Training

Morning: Data protection - The essentials

Learning goals: Master the core concepts and learn to “speak GDPR”.

Topics:

• Introduction to GDPR: context, aims and practical applications
• Core concepts: personal data, processing, controller and processor, data subject rights, etc.
• Data, a new direction? How to respond to the UK government’s proposed reform.

Afternoon: GDPR compliance – The building blocks

Learning goals: Understand how to structure and roll out your compliance.

Topics:

• How to map your data and audit compliance
• Prepare your data inventory (record of processing activities)
• The DPO. Do I need one? Who should I appoint?
• Impact analysis: when and how.
• Compliance processes: data subject rights, data breach, retention periods.

Morning: Consent and transparency workshop – Inform, communicate, build trust

Learning goals: Learn how to draft privacy notices, capture consent, update your website and negotiate your GDPR contracts.

Topics:

• Privacy notices: what to put in them and how to display them.
• Marketing compliance: when and how to get consent for my newsletter? How to communicate with leads and customers?
• HR: what information do I need do I need to give to my employees and job applicants?
• GDPR contracts and suppliers: the “data processing agreement” (DPA)
• Data transfers: can I transfer personal data between the EU, the UK and the rest of the world?

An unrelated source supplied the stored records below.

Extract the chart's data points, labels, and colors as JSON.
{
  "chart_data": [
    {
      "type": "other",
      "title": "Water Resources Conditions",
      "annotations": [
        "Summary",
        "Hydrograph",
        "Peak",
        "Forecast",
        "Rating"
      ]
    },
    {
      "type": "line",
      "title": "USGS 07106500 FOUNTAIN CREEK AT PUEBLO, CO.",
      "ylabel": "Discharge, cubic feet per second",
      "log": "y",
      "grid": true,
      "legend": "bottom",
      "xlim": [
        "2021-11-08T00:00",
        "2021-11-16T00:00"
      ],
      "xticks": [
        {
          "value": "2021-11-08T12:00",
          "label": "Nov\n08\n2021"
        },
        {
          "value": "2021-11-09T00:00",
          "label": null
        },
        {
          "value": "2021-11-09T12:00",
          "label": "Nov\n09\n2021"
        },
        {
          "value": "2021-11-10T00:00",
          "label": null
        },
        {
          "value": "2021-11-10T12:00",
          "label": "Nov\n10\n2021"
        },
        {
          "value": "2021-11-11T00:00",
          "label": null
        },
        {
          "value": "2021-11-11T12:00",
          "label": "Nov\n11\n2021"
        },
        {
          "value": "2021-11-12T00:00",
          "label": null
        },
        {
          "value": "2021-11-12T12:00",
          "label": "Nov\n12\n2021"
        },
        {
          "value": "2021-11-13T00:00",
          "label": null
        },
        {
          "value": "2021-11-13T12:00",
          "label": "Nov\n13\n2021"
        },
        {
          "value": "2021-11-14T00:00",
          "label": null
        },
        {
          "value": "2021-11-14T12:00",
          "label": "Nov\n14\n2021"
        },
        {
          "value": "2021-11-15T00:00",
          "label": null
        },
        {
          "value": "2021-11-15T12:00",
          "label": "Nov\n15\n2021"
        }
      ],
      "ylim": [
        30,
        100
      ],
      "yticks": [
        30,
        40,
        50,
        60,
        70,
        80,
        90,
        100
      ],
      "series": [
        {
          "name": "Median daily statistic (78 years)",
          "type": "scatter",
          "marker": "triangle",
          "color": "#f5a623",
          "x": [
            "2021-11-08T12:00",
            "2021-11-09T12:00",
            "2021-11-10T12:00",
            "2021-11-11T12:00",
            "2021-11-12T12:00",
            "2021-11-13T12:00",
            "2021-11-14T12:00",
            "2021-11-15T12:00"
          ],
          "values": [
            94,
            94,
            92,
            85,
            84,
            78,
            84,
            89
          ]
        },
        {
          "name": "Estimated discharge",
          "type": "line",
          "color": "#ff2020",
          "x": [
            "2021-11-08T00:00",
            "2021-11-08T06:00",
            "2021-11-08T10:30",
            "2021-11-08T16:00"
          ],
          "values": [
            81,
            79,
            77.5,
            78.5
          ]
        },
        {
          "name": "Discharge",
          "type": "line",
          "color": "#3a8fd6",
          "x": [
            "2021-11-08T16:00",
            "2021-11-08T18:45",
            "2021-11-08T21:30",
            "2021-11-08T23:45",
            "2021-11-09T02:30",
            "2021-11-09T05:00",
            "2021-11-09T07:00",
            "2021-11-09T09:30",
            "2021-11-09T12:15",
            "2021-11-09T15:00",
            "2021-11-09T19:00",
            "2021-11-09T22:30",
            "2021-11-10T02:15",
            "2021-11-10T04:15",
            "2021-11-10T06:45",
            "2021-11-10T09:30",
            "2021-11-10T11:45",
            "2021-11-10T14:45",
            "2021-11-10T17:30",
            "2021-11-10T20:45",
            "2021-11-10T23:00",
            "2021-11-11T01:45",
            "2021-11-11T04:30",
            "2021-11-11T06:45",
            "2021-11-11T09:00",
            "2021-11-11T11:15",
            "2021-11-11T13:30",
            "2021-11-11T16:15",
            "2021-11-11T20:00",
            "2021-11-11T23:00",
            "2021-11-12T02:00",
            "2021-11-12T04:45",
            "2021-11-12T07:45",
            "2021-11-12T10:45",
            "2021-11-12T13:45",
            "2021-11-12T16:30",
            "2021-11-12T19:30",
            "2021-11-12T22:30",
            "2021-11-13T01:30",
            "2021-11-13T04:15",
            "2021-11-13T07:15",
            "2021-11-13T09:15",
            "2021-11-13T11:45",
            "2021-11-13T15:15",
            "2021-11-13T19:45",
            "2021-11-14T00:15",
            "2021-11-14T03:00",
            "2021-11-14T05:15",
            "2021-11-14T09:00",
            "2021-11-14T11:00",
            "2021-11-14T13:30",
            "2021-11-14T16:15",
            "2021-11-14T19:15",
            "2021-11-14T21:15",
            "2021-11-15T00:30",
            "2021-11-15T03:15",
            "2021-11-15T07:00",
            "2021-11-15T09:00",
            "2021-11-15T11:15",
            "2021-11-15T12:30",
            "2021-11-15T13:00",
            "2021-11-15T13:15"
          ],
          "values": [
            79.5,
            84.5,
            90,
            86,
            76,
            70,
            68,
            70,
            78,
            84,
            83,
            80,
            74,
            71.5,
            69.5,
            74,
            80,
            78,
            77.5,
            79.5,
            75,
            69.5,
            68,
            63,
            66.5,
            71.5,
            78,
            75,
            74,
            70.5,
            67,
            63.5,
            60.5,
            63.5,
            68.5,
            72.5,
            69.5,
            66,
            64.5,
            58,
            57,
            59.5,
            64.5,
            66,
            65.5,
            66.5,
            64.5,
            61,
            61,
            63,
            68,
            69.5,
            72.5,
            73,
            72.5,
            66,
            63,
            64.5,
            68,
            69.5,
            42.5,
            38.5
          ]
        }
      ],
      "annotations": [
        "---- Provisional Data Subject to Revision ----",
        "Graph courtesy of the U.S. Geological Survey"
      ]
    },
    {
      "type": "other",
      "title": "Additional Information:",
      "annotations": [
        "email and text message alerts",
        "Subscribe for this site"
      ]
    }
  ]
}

Afternoon : Data security – Anticipate risk and protect your business

Learning goals: Understand the technical risks for your organisation, learn to react to a security breach.

Topics:

• The cyber-threat landscape, what are my weak spots?
• Cybersecurity best practices.
• Personal data breach, how to respond?
• Audit and control your suppliers

Summary and Q&A

Review of the topics covered on days one and two. Q&A session with our experts.